Check out Julia..the 2009 Belly Dance Queen..she has some moves! I could totally picture her dancing for some sheik in a tent..I always wished I could do this, but my spine just isn't made that way.  It was very popular in the early70's.  ...I noticed they don't wear the jangly coins around the hips anymore...I liked the sound they made.


----------



## Anne (Dec 9, 2013)

Friends and I took a class in that in the 70's at a college.  Some of the guys managed to find their way to that room for a break.  

Only one of us ever got around to making our costume and finishing the class.  Great exercise, if nothing else.


----------



## Michael. (Dec 10, 2013)

I enjoyed watching Faiza & Jalila doing their routines.

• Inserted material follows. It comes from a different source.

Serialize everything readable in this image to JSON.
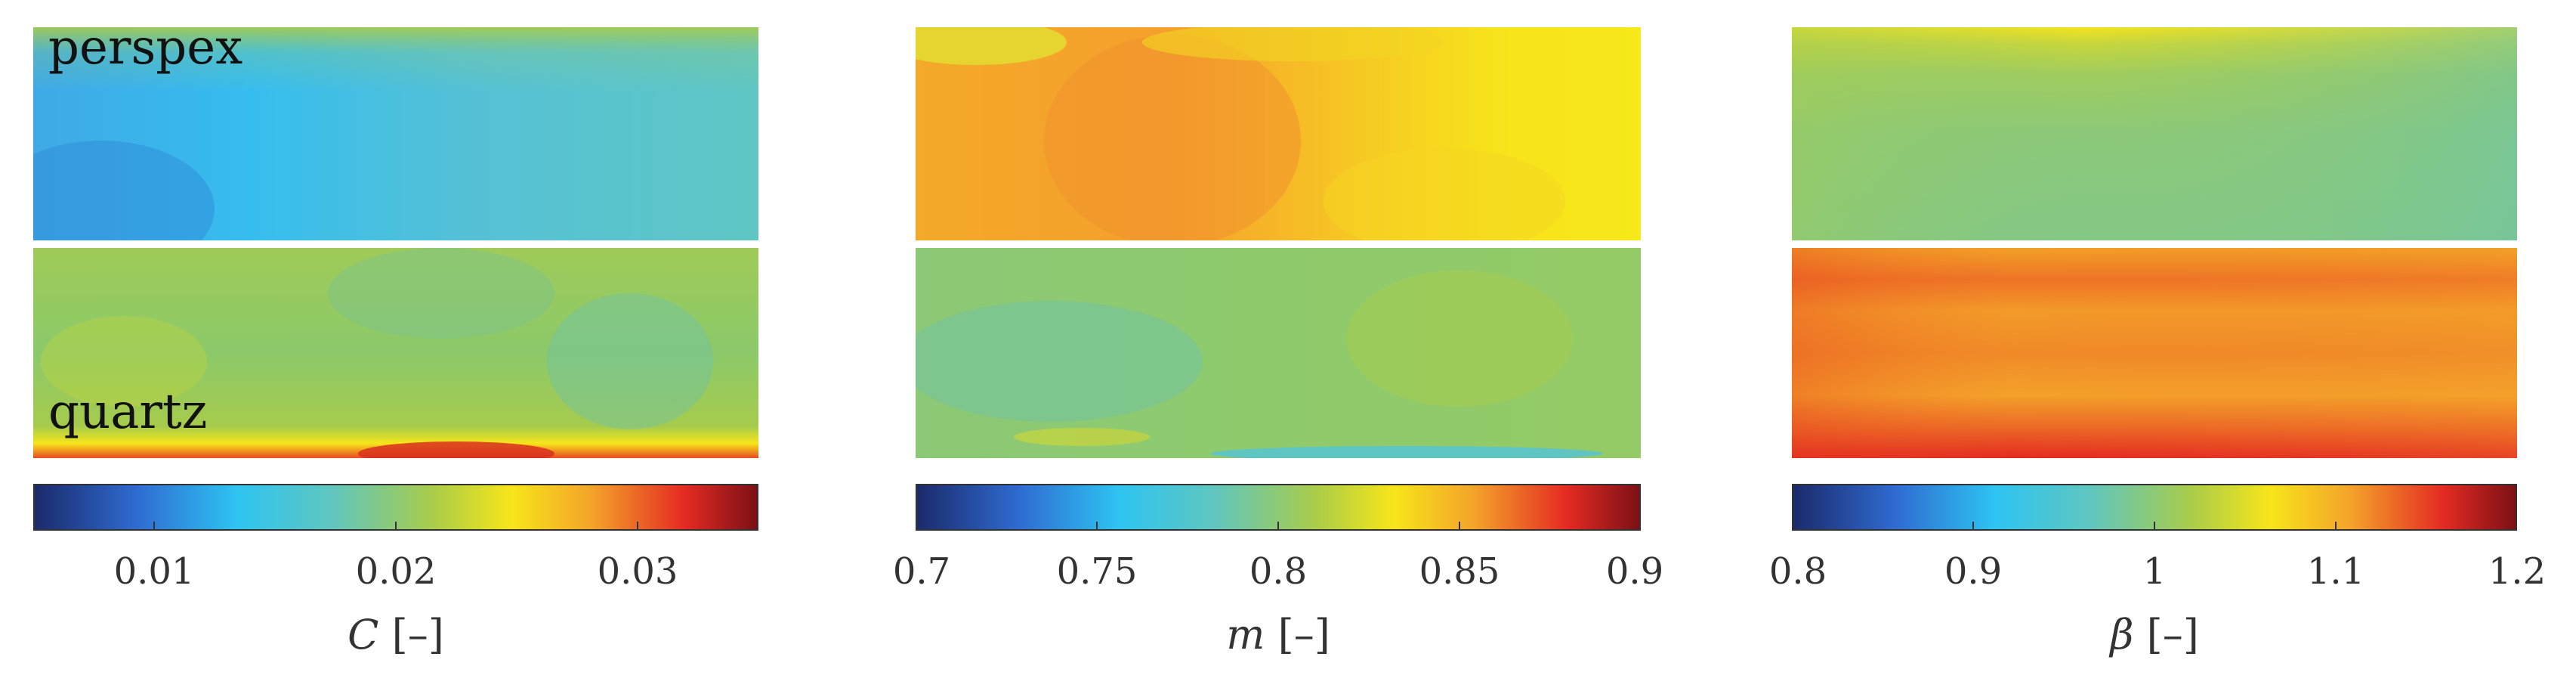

 They reminded me of my deployment in Beirut (they have lots of night clubs) when I was attached to the UN Peacekeeping Forces.
.


----------



## Diwundrin (Dec 10, 2013)

I could do that once. 

 Yes really. 

  It was the only natural physical talent I had and was a hell of a party trick. 


I could Hula too but didn't have the stamina for more than a few seconds at that pace! 

 It came naturally, I could always do it from when I was very young, had 'loose joints'.  (No Phil, didn't visit loose joints, just had them.) Slack ligaments must be a requisite for belly dancing apparently, that's why super fit skinny girls don't quite get that smooth 'roll' to it.  I'm told I was pretty good at it, gotta be good at something eh?  
The downside  was that when the fibromyalgia hit it picked that lower back area to first lodge in.  All the power comes from the thigh muscles but it's the joints and spine that suffer for it.  I didn't do anywhere near enough of it to be the sole cause of my problems but I wonder if any other old belly dancers have spinal problems later in life?

P.S.  Should have watched Jalila first, there goes the theory that skinny girls can't do it.  Damn!


----------